David Montgomery, RB, Chicago Bears

Earlier in the offseason, I wrote up David Montgomery as a sell-high candidate at running back in dynasty leagues, so we won’t dig too deep into him here. However, he finished with a 65.4 (No. 55) Run Blocking Efficiency rating and showed similarities to Nick Chubb and Kareem Hunt in terms of Yards Created and Evaded Tackles. Montgomery averaged 4.0 (No. 47) True Yards Per Carry and 4.3 (tied for No. 36) yards per carry. However, he ranked logged 61 (No. 11) Evaded Tackles, 449 (No. 4) Yards Created, and 1.49 (No. 16) Yards Created Per Touch.

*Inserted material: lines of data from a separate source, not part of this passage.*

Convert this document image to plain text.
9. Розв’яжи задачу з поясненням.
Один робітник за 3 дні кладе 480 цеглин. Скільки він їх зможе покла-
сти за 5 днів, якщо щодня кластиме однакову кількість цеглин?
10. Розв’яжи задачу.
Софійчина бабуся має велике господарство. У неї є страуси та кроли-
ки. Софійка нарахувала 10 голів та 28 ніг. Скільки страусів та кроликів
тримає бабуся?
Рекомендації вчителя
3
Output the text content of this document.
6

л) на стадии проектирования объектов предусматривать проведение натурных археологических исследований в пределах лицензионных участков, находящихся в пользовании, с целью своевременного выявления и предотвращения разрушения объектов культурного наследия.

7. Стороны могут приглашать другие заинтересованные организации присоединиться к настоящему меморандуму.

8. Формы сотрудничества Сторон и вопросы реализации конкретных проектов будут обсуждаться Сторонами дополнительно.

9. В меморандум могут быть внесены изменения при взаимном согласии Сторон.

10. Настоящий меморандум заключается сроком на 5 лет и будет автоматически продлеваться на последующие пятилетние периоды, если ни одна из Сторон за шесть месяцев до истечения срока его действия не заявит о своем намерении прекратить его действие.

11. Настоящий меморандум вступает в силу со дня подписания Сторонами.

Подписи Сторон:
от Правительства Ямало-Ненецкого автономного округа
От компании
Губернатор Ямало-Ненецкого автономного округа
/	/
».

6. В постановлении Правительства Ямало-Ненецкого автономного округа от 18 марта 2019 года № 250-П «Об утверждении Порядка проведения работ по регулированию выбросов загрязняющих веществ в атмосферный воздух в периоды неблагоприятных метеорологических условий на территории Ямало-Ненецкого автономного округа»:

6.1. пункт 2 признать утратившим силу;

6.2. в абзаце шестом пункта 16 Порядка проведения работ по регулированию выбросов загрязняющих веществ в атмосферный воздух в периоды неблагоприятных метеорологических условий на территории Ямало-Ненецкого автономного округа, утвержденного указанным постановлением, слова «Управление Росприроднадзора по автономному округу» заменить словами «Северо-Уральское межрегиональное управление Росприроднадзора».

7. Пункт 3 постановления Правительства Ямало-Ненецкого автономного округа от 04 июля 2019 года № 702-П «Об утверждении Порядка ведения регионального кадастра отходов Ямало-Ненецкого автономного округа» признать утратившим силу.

A reminder that Montgomery finished the year with a 25.7 Fantasy Points per Game average from Weeks 12-17, logging fantasy RB1 finishes in every game in that timeframe. However, expect Tarik Cohen to return and eat into the opportunities in 2021. In summary, it’s difficult to imagine Montgomery’s Run Blocking Efficiency improving given his team context. 

Myles Gaskin, RB, Miami Dolphins

The Dolphins handed over the reins to Myles Gaskin and he produced well when healthy. He held the No. 10-ranked Opportunity Share at 67.5-percent, with 159.0 (No. 27) Weighted Opportunities. With 41 (No. 15) receptions and 388 (No. 7) receiving yards, his 67.8 (No. 50) Run Blocking Efficiency rating was offset by his receiving production.

Surprisingly, Gaskin ranked well in other efficiency metrics, recording 50 (No. 16) Evaded Tackles, 223 (No. 25) Yards Created, and averaging 1.22 (No. 31) Yards Created Per Touch. In PPR leagues, his receiving production boosted him to RB1 status, helping him average 16.4 (No. 10) Fantasy Points per Game. Unless there’s a major improvement in performance across their offensive line, Gaskin and the Miami running backs may need to create yards on their own to remain productive.